The Senate passed HB 295, which was introduced by Rep. James Hoops (R- Napoleon), to establish requirements governing low-speed micromobility devices and enable localities to authorize these kinds of transportation. This follows Cleveland’s pilot program for ebikes and scooters that was launched in 2019. G2G was actively engaged in both efforts.

Brown-Portman Announced Funding

Ohio Senators Sherrod Brown and Rob Portman recently gave details on the FY21 National Defense Authorization Act (NDAA) that just passed Congress.

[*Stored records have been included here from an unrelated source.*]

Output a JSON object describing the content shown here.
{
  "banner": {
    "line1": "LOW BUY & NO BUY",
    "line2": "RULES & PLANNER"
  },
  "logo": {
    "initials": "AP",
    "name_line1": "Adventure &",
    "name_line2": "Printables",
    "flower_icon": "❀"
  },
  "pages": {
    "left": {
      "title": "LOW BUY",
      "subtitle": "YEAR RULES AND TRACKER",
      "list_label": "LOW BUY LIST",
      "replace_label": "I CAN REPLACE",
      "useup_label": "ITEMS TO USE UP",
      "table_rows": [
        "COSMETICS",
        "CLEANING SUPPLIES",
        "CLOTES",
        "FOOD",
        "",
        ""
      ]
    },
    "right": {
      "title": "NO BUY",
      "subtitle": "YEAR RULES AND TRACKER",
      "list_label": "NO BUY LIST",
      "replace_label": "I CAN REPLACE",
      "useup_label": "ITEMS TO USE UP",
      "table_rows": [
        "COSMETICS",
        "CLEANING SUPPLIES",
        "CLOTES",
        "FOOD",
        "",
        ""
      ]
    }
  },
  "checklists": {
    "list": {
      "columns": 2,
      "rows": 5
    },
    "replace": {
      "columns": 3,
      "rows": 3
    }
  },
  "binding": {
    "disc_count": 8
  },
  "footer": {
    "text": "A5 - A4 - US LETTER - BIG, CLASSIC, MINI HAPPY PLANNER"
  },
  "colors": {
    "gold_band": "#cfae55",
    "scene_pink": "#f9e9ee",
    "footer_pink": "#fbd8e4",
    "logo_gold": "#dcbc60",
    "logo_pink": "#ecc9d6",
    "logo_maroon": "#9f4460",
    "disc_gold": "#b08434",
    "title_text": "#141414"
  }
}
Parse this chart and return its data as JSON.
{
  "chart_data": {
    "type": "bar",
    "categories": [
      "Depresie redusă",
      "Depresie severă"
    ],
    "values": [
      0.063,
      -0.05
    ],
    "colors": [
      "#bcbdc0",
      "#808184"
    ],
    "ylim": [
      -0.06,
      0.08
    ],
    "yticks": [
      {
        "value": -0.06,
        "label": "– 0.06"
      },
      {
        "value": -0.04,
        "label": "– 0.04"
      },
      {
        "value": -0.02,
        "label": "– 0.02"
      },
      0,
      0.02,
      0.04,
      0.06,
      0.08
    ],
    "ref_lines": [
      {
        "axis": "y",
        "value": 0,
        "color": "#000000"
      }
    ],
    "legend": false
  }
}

Key provisions to support Ohio’s military installations include:

  • $1.4 billion in funding to upgrade 89 Abrams tanks, sustaining the rate of production of the upgraded Abrams tanks Joint Systems Manufacturing Center (JSMC) in Lima.
  • $1.1 billion for upgrading Stryker Vehicles at the JSMC.
  • $532.8 million to produce 72 Stryker chassis to support the Army’s Maneuver Short Range Air Defense (M-SHORAD) program.
  • $23.5 million in funding for a hydrant fuel system for the Defense Logistics Agency (DLA) at Wright-Patterson Air Force Base.
  • $35 million for an Energy Resilience and Conservation Investment Program project at Wright-Patterson Air Force Base to help make NASIC more energy efficient.
  • $15 million for the construction of a new Guard Readiness Center at the Rickenbacker Air National Guard Base in Columbus.
  • Requiring the Department of Defense (DoD) to assess the surge capacity of defense industrial base manufacturers compared to that of adversaries. Portman said this assessment would highlight the capabilities of large and small Ohio businesses to support the federal government's production needs.
  • Enabling National Museum of the United States Air Force at Wright-Patterson Air Force Base to receive name-bearing gifts of real property.
  • Requiring DoD to study partnering with existing government facilities, like NASA’s Plum Brook Station in Sandusky, to perform research and testing on hypersonic devices.
  • Enhancing lease protections for Gold Star Families.
  • $12.7 million in Federal Emergency Management Agency (FEMA) grants to Ohio health care systems as well as to help with COVID-19 treatments, testing, and other protective measures.
  • FEMA awarded these grants from replenished funds accessible through the Coronavirus Aid, Relief, and Economic Security (CARES) Act.

The following two health care systems received funds:

  • $6,015,314.75 to Ohio State University (Columbus campus).
  • $6,696,593.23 to Premier Health.